We looked at people’s relative travel commute time by public transport compared with driving, the level of public transport service accessible from where they lived, worked or studied, and the number of jobs within 30 minutes of people’s homes by public transport. These are sometimes referred to as measures of regional accessibility.

We found that the greater access people had to resources and public transport regionally, the more they walked.

For example, after accounting for local accessibility, people living in places with a higher number of jobs available within a 30-minute public transport journey walked just over four minutes more on average than people in areas with very low job availability.

People living in places where taking public transport was more efficient timewise than driving, walked more than seven minutes extra a day compared with people with low levels of public transport.

A little extra help

Our study also looked at the combination of local and regional accessibility to see if they encouraged people to walk even more.

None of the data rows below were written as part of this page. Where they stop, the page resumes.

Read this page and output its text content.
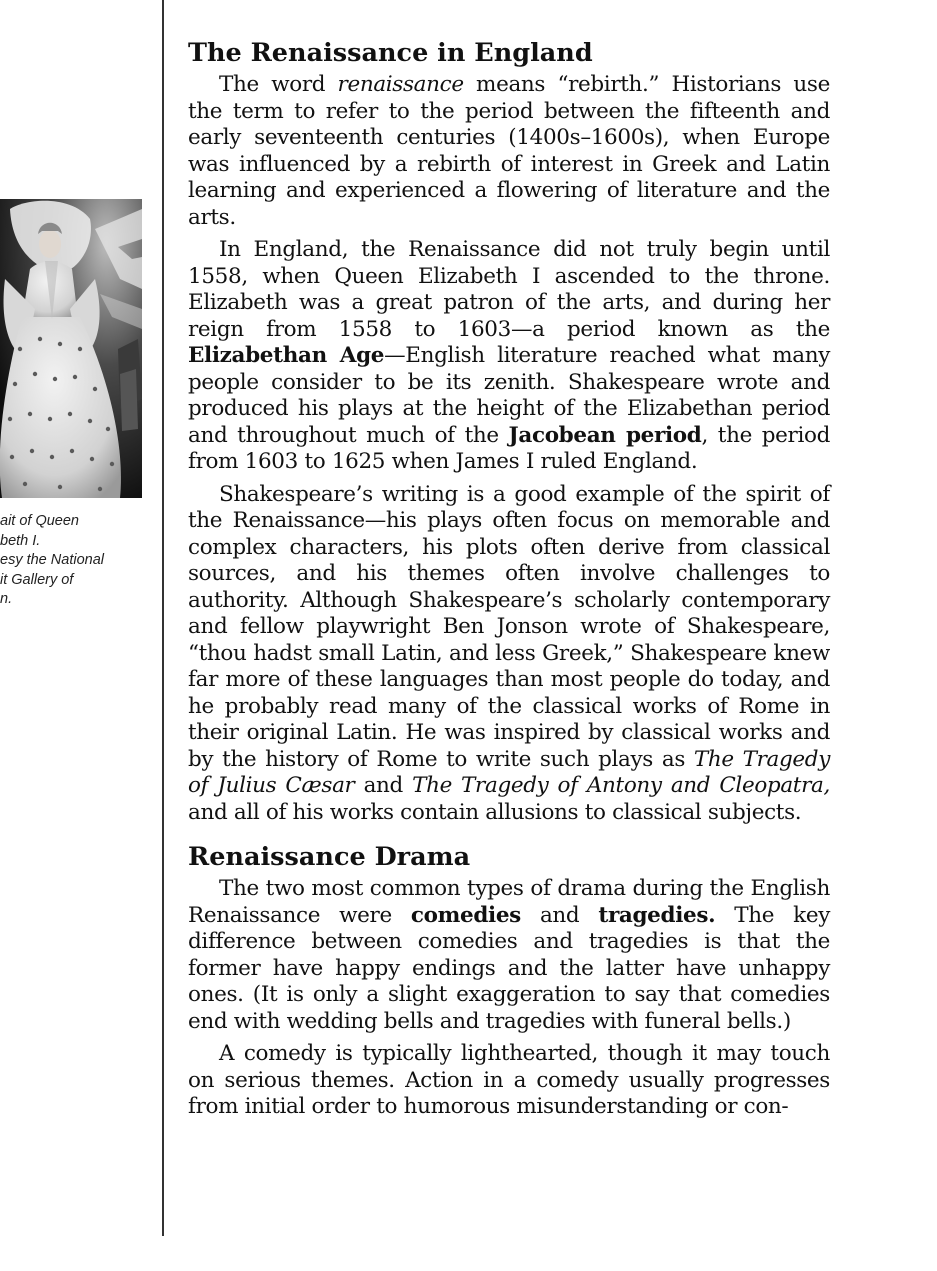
ait of Queen
beth I.
esy the National
it Gallery of
n.
The Renaissance in England

The word renaissance means “rebirth.” Historians use the term to refer to the period between the fifteenth and early seventeenth centuries (1400s–1600s), when Europe was influenced by a rebirth of interest in Greek and Latin learning and experienced a flowering of literature and the arts.

In England, the Renaissance did not truly begin until 1558, when Queen Elizabeth I ascended to the throne. Elizabeth was a great patron of the arts, and during her reign from 1558 to 1603—a period known as the Elizabethan Age—English literature reached what many people consider to be its zenith. Shakespeare wrote and produced his plays at the height of the Elizabethan period and throughout much of the Jacobean period, the period from 1603 to 1625 when James I ruled England.

Shakespeare’s writing is a good example of the spirit of the Renaissance—his plays often focus on memorable and complex characters, his plots often derive from classical sources, and his themes often involve challenges to authority. Although Shakespeare’s scholarly contemporary and fellow playwright Ben Jonson wrote of Shakespeare, “thou hadst small Latin, and less Greek,” Shakespeare knew far more of these languages than most people do today, and he probably read many of the classical works of Rome in their original Latin. He was inspired by classical works and by the history of Rome to write such plays as The Tragedy of Julius Cæsar and The Tragedy of Antony and Cleopatra, and all of his works contain allusions to classical subjects.

Renaissance Drama

The two most common types of drama during the English Renaissance were comedies and tragedies. The key difference between comedies and tragedies is that the former have happy endings and the latter have unhappy ones. (It is only a slight exaggeration to say that comedies end with wedding bells and tragedies with funeral bells.)

A comedy is typically lighthearted, though it may touch on serious themes. Action in a comedy usually progresses from initial order to humorous misunderstanding or con-
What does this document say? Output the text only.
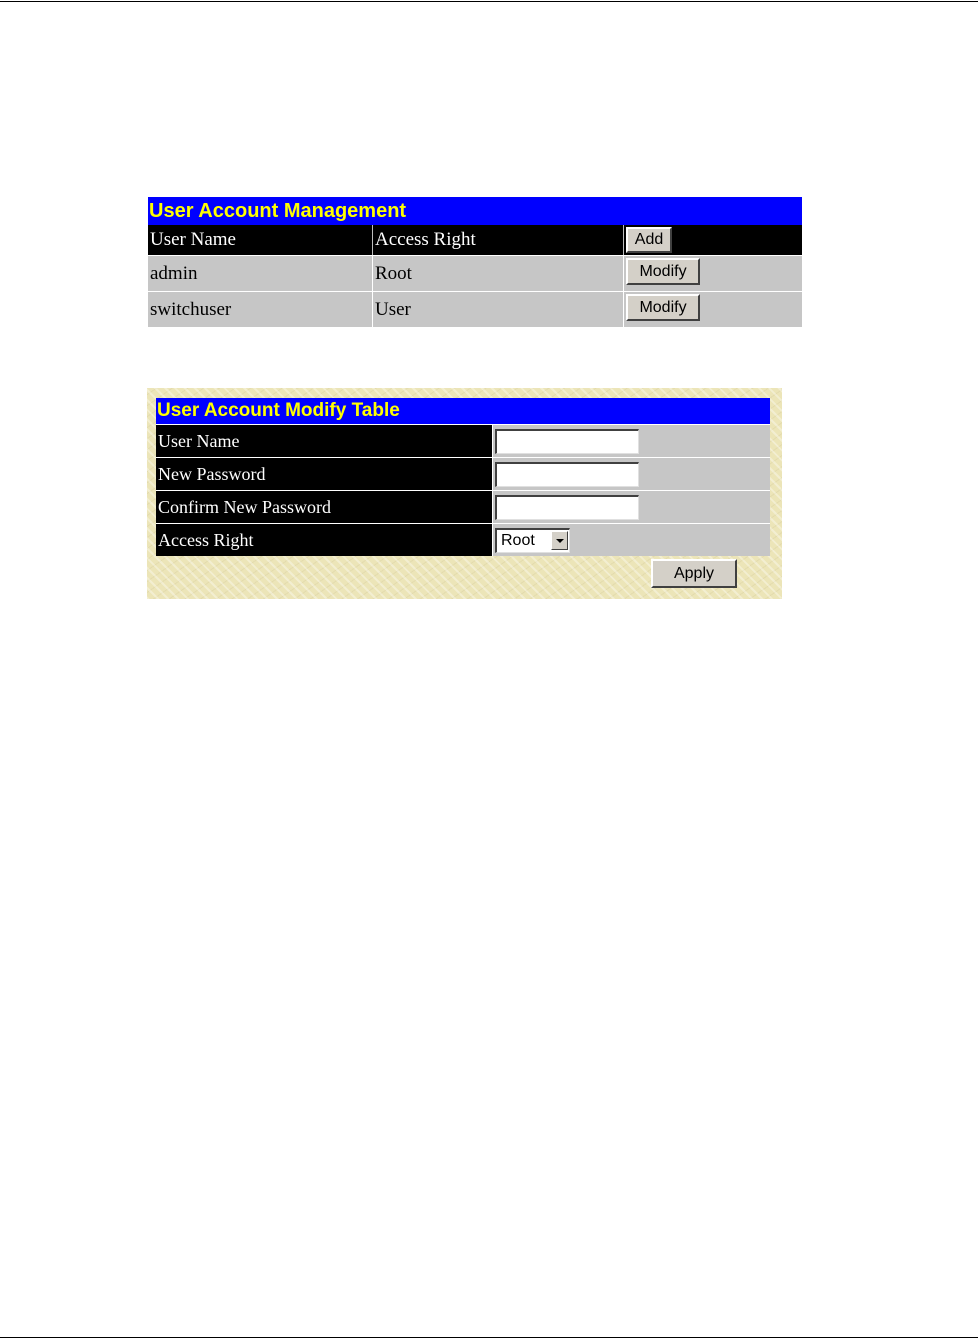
User Account Management
User Name	Access Right	Add
admin	Root	Modify
switchuser	User	Modify
User Account Modify Table
User Name
New Password
Confirm New Password
Access Right	Root
Apply
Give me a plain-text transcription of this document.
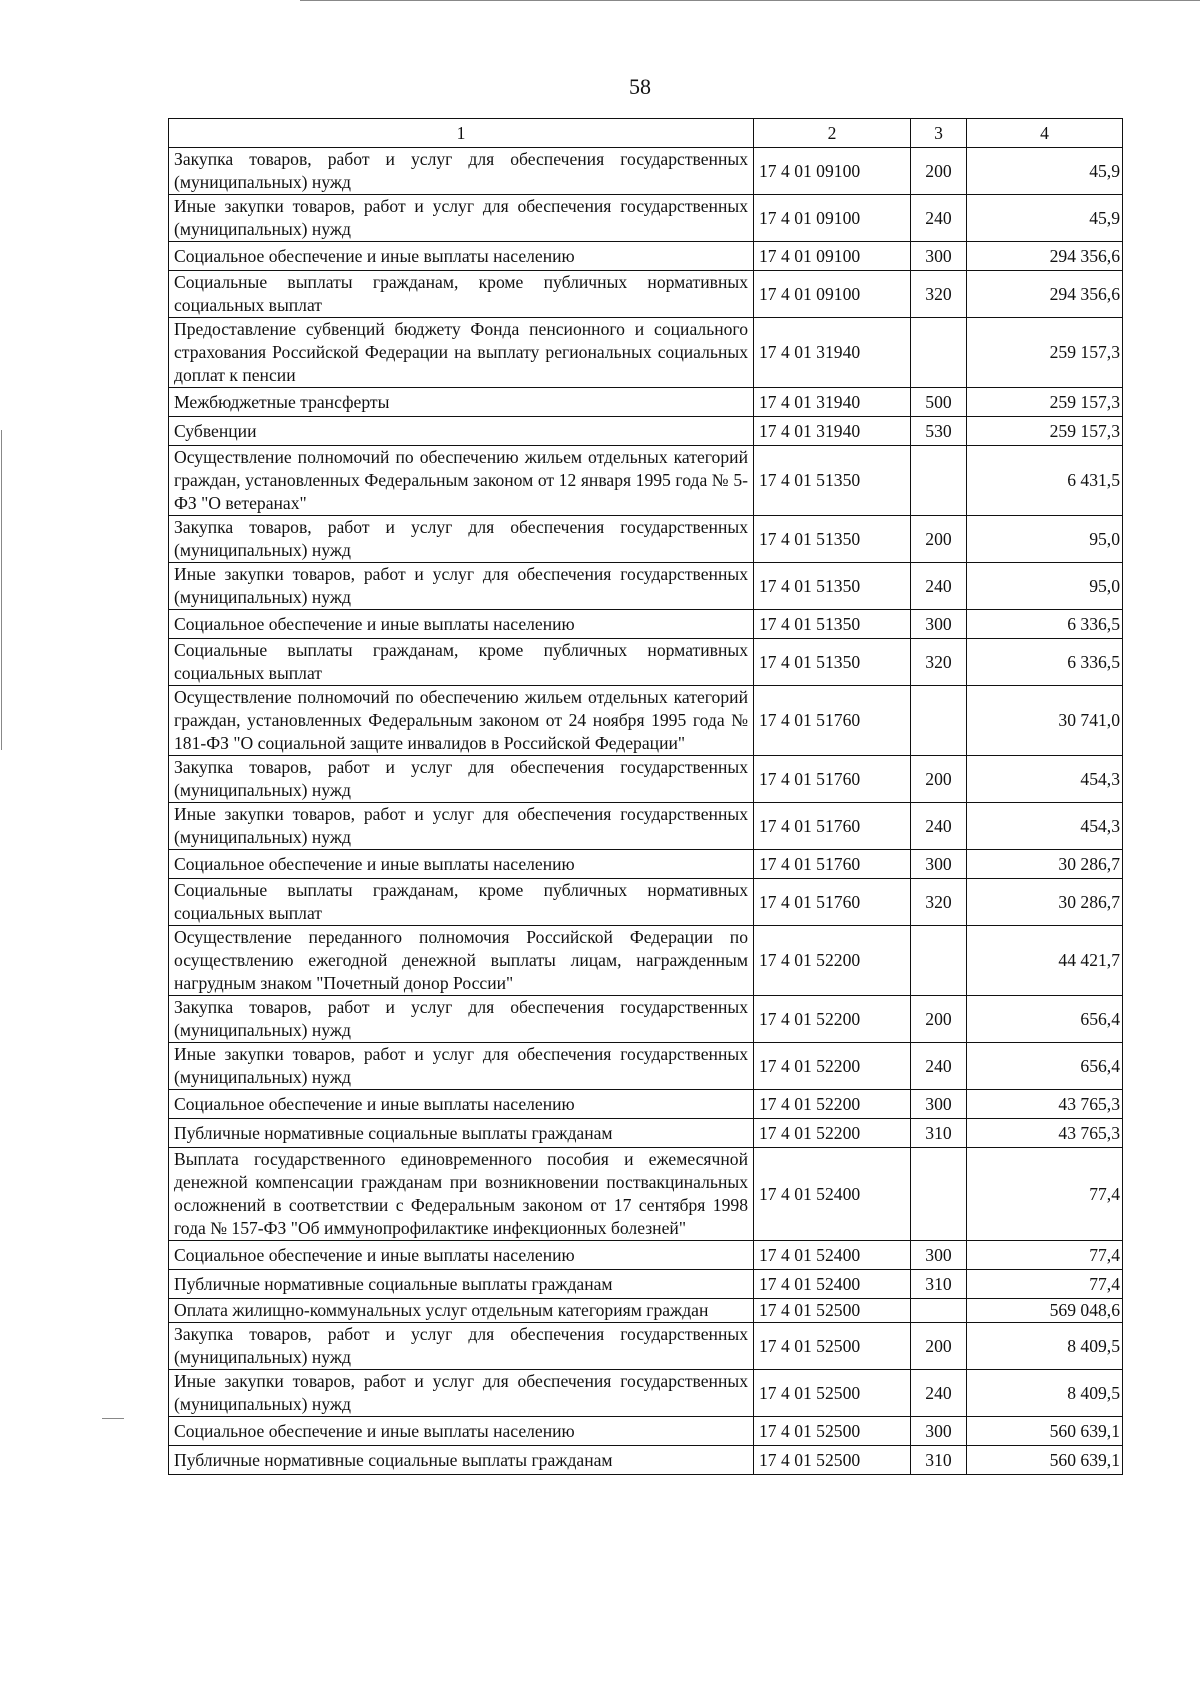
58
1	2	3	4
Закупка товаров, работ и услуг для обеспечения государственных (муниципальных) нужд	17 4 01 09100	200	45,9
Иные закупки товаров, работ и услуг для обеспечения государственных (муниципальных) нужд	17 4 01 09100	240	45,9
Социальное обеспечение и иные выплаты населению	17 4 01 09100	300	294 356,6
Социальные выплаты гражданам, кроме публичных нормативных социальных выплат	17 4 01 09100	320	294 356,6
Предоставление субвенций бюджету Фонда пенсионного и социального страхования Российской Федерации на выплату региональных социальных доплат к пенсии	17 4 01 31940		259 157,3
Межбюджетные трансферты	17 4 01 31940	500	259 157,3
Субвенции	17 4 01 31940	530	259 157,3
Осуществление полномочий по обеспечению жильем отдельных категорий граждан, установленных Федеральным законом от 12 января 1995 года № 5-ФЗ "О ветеранах"	17 4 01 51350		6 431,5
Закупка товаров, работ и услуг для обеспечения государственных (муниципальных) нужд	17 4 01 51350	200	95,0
Иные закупки товаров, работ и услуг для обеспечения государственных (муниципальных) нужд	17 4 01 51350	240	95,0
Социальное обеспечение и иные выплаты населению	17 4 01 51350	300	6 336,5
Социальные выплаты гражданам, кроме публичных нормативных социальных выплат	17 4 01 51350	320	6 336,5
Осуществление полномочий по обеспечению жильем отдельных категорий граждан, установленных Федеральным законом от 24 ноября 1995 года № 181-ФЗ "О социальной защите инвалидов в Российской Федерации"	17 4 01 51760		30 741,0
Закупка товаров, работ и услуг для обеспечения государственных (муниципальных) нужд	17 4 01 51760	200	454,3
Иные закупки товаров, работ и услуг для обеспечения государственных (муниципальных) нужд	17 4 01 51760	240	454,3
Социальное обеспечение и иные выплаты населению	17 4 01 51760	300	30 286,7
Социальные выплаты гражданам, кроме публичных нормативных социальных выплат	17 4 01 51760	320	30 286,7
Осуществление переданного полномочия Российской Федерации по осуществлению ежегодной денежной выплаты лицам, награжденным нагрудным знаком "Почетный донор России"	17 4 01 52200		44 421,7
Закупка товаров, работ и услуг для обеспечения государственных (муниципальных) нужд	17 4 01 52200	200	656,4
Иные закупки товаров, работ и услуг для обеспечения государственных (муниципальных) нужд	17 4 01 52200	240	656,4
Социальное обеспечение и иные выплаты населению	17 4 01 52200	300	43 765,3
Публичные нормативные социальные выплаты гражданам	17 4 01 52200	310	43 765,3
Выплата государственного единовременного пособия и ежемесячной денежной компенсации гражданам при возникновении поствакцинальных осложнений в соответствии с Федеральным законом от 17 сентября 1998 года № 157-ФЗ "Об иммунопрофилактике инфекционных болезней"	17 4 01 52400		77,4
Социальное обеспечение и иные выплаты населению	17 4 01 52400	300	77,4
Публичные нормативные социальные выплаты гражданам	17 4 01 52400	310	77,4
Оплата жилищно-коммунальных услуг отдельным категориям граждан	17 4 01 52500		569 048,6
Закупка товаров, работ и услуг для обеспечения государственных (муниципальных) нужд	17 4 01 52500	200	8 409,5
Иные закупки товаров, работ и услуг для обеспечения государственных (муниципальных) нужд	17 4 01 52500	240	8 409,5
Социальное обеспечение и иные выплаты населению	17 4 01 52500	300	560 639,1
Публичные нормативные социальные выплаты гражданам	17 4 01 52500	310	560 639,1
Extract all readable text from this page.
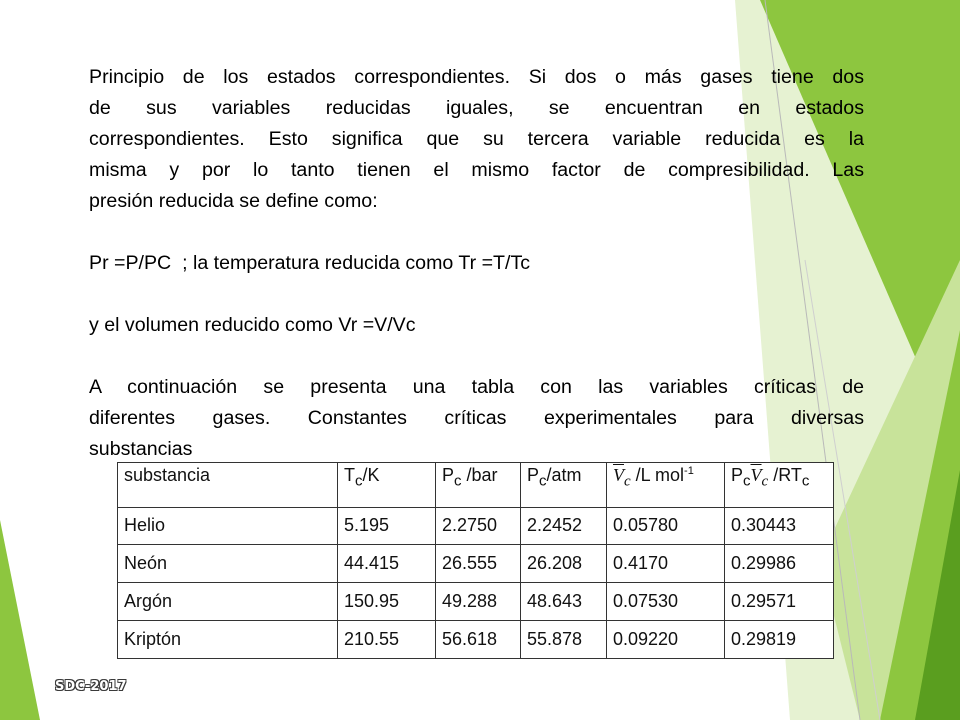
Principio de los estados correspondientes. Si dos o más gases tiene dos

de sus variables reducidas iguales, se encuentran en estados

correspondientes. Esto significa que su tercera variable reducida es la

misma y por lo tanto tienen el mismo factor de compresibilidad. Las

presión reducida se define como:

Pr =P/PC  ; la temperatura reducida como Tr =T/Tc

y el volumen reducido como Vr =V/Vc

A continuación se presenta una tabla con las variables críticas de

diferentes gases. Constantes críticas experimentales para diversas

substancias

substancia	$T_c/K$	$P_c$ /bar	$P_c$/atm	$\overline{V}_c$ /L mol$^{-1}$	$P_c\overline{V}_c$ $/RT_c$
Helio	5.195	2.2750	2.2452	0.05780	0.30443
Neón	44.415	26.555	26.208	0.4170	0.29986
Argón	150.95	49.288	48.643	0.07530	0.29571
Kriptón	210.55	56.618	55.878	0.09220	0.29819
SDC-2017
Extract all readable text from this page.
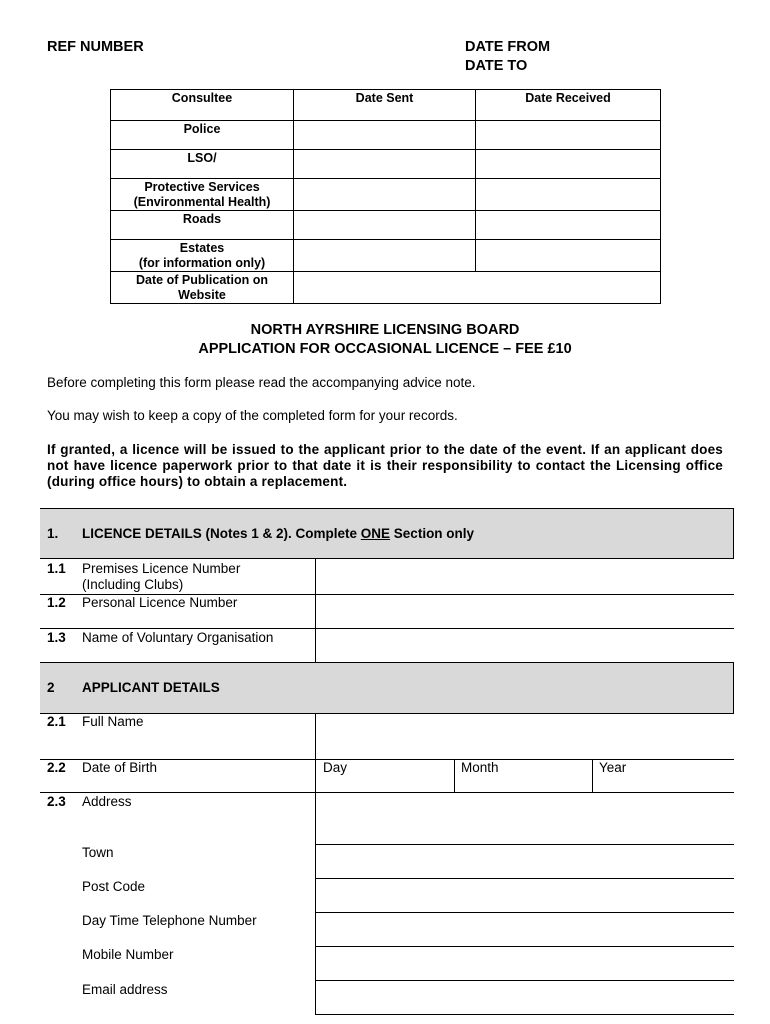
REF NUMBER	DATE FROM
DATE TO
Consultee	Date Sent	Date Received
Police		
LSO/		
Protective Services
(Environmental Health)		
Roads		
Estates
(for information only)		
Date of Publication on
Website		
NORTH AYRSHIRE LICENSING BOARD
APPLICATION FOR OCCASIONAL LICENCE – FEE £10
Before completing this form please read the accompanying advice note.
You may wish to keep a copy of the completed form for your records.
If granted, a licence will be issued to the applicant prior to the date of the event. If an applicant does not have licence paperwork prior to that date it is their responsibility to contact the Licensing office (during office hours) to obtain a replacement.
1. LICENCE DETAILS (Notes 1 & 2). Complete ONE Section only
1.1 Premises Licence Number
(Including Clubs)
1.2 Personal Licence Number
1.3 Name of Voluntary Organisation
2 APPLICANT DETAILS
2.1 Full Name
2.2 Date of Birth	Day	Month	Year
2.3 Address
Town
Post Code
Day Time Telephone Number
Mobile Number
Email address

We found that high exposure to both local accessibility and public transport accessible opportunities beyond the immediate neighbourhood was associated with greater walking benefits than exposure to just one or the other alone.

This combination of factors supported people to do around ten minutes more (give or take depending on the measures used) of walking on average per day.

We know people who travel by public transport are likely to walk more than those who travel by car.

Public transport effectively separates people from their own vehicle, be it at home or a park-and-ride stop. Public transport delivers them as pedestrians close to their destination, which in turn promotes walking throughout the day.

If people walk more in their residential environment (say to the shops, library, or post office), take public transport to their workplace or place of study and then walk more in this environment too (at lunchtime for example), they do ten more minutes of physical activity in a day than their counterparts who drive.

A message to planners

The message this new research tells us is simple.

City and urban design and transport planning have the potential to deliver a regular extra dose of what’s been described as the “miracle cure” of exercise by encouraging us to walk more.

A variety of walkable destinations that support people’s daily living needs to be designed into existing and, more importantly, new developments. That means at locations where we live, work, and study.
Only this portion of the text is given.